Secondly, we have to live with the fact that it may be impossible to explain 99.9% of any biological phenomenon because I don’t think any biological phenomenon can be isolated to 99.9%.
Where does this leave systems biology?
Scrolling up I realise that, quite by accident, I seem to have dismissed much of what sets systems biology apart from other fields . I think that systems biologists are far too married to the idea of describing all of biology (even beyond metabolism) quantitatively and mathematically (at least for the present). To me the difference between systems biology and regular biology (for lack of a better term) is more philosophical. And as anodyne as this sounds, there is value in a systems-level perspective of biology.
This includes the trillions of reads of seemingly pointless RNAseq data produced so far, or the idea of high-throughput experiments, or of just using seemingly random observations in highly detailed experiments to come up with a generic model for a process. Systems biology just takes generalisation and inference a lot more seriously than other approaches to biology.

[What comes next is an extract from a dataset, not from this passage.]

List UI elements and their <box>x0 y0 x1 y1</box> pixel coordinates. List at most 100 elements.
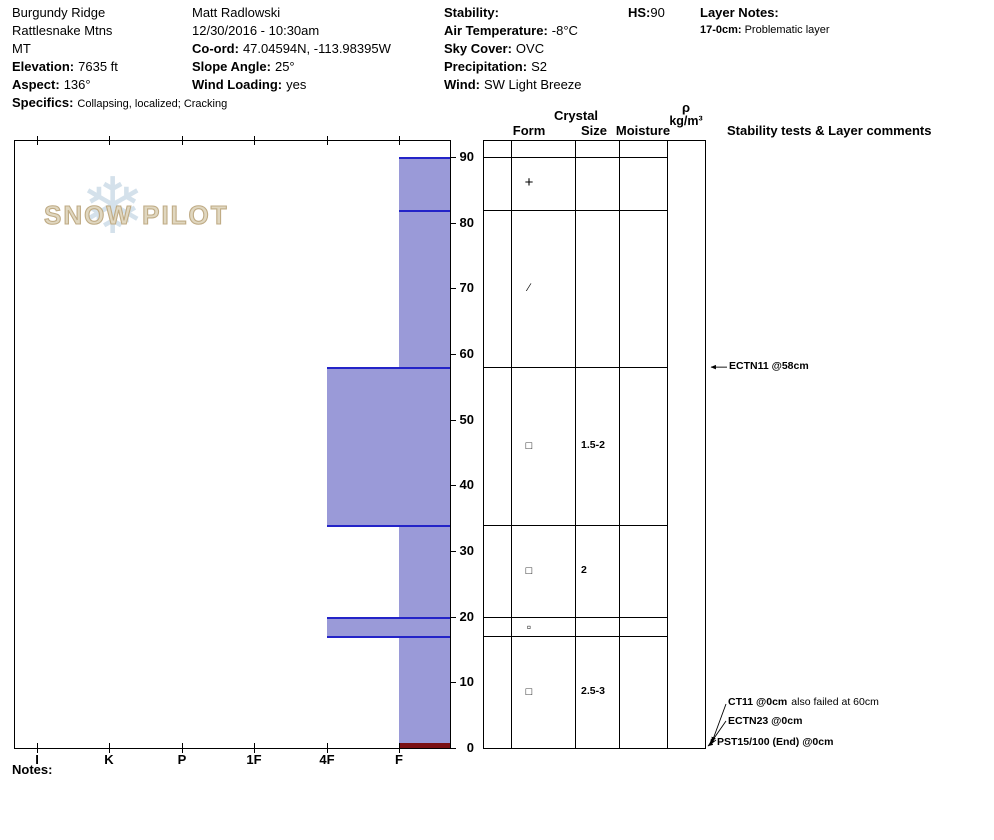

There is also value holding on to the assumption that there’s a way of understanding biology that can take into account everything from the regulation of a gene in a cell, to the chemical modification of a protein, to an allele in a population, to the behaviour of a dolphin in it’s ecosystem.
And in my view, it takes a systems perspective to describe a genetic network as an electrical circuit, just as it does to realise that genetic information proceeds in a linear, almost unidirectional chain, or to intuit that all genes could contribute to complex traits, OR to just collect a wide enough dataset to expand on either of these hypotheses. This is a far more expansive, and more diffuse, definition of systems biology than most textbooks use, but it’s the one I prefer.